Just this past spring, only a few months after our wedding, we finally had a free day to spend together and woke up to a forecast of rainy weather. It was a dreary morning and seemed to be a perfect day for a matinee movie, something we rarely do. Upon exiting the theatre, much to our delight, we were happy to see that the sun had come out, clouds had virtually disappeared completely and it was still early in the day!

I don't believe we were even out of the theatre parking lot yet when we'd heard on the radio, simply by coincidence, that there would be a welcoming ceremony for steel from the WTC Towers arriving at the War Memorial downtown in about 30 minutes. Without conversation, we both knew we wanted to be there. We made a very quick stop home to retrieve my camera and discussed our best bets for parking given we would be rushing to arrive at the last minute.

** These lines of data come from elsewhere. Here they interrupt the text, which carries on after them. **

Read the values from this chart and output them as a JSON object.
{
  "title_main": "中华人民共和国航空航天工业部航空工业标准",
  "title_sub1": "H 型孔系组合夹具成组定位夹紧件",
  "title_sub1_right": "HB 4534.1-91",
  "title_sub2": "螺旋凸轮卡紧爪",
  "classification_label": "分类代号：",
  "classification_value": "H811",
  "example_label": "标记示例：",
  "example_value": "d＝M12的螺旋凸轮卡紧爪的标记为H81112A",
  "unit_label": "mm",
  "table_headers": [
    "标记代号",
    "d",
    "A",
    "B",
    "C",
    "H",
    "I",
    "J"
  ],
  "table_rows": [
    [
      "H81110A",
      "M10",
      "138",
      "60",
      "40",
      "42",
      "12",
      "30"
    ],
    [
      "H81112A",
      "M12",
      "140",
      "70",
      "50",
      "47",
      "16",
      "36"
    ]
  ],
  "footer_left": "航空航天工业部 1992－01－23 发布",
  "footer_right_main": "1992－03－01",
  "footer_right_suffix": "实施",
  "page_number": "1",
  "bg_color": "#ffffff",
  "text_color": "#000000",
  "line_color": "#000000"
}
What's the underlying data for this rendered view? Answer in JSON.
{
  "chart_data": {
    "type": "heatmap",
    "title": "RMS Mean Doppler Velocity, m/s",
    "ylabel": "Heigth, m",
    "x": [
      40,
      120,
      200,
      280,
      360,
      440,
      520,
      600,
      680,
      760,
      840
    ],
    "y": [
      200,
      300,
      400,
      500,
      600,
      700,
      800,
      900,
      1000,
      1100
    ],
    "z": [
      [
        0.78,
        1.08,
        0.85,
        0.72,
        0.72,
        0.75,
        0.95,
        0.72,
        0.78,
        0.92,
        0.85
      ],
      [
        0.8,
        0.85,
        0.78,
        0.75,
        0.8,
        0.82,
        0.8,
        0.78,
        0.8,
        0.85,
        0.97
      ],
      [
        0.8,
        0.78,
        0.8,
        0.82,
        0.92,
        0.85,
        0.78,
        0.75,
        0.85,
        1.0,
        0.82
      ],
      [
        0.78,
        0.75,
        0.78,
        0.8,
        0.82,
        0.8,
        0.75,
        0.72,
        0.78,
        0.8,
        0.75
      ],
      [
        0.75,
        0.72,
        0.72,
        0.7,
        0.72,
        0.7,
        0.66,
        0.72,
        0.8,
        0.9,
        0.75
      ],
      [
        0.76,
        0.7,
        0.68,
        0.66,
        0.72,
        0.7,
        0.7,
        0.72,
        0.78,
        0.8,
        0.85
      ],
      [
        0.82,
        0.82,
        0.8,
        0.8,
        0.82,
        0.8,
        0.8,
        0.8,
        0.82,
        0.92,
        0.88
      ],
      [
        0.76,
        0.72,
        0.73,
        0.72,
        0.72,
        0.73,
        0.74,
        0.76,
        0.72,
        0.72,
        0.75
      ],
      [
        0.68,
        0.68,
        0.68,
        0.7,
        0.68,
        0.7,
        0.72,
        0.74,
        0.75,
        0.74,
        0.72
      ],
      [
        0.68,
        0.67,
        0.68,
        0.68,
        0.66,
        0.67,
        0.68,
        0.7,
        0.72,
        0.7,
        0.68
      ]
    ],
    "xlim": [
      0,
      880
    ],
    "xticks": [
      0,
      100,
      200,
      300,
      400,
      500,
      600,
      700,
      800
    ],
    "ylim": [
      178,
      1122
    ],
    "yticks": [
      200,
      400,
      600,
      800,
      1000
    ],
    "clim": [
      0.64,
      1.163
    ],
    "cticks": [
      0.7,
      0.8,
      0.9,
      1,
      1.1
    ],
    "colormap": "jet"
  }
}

It seemed only appropriate that a former NYer and a former DCer be there together in Indy to see a portion of that day be respected. With haste in our step, we crossed Meridian just north of the Memorial as The National Anthem was being sung. I, being only a little over 5'-4" could not see the flag over the heads of those in front of me so sought out a spot on the small knoll just west of the path. It is from this vantage point that I took the photo accompanying our story.

When I got home that evening and was going through the photos I'd taken that day, this one stood out above them all. It was a moving ceremony and honorable memorial to not just those who perished that day but those who survived it as well. The Airman photographer is nameless to me but as he was capturing a symbol and moment of sacrifice for our country, I was able to capture him as well as symbol in a moment of pride for us. I feel lucky to have captured this image of him literally standing above the rest.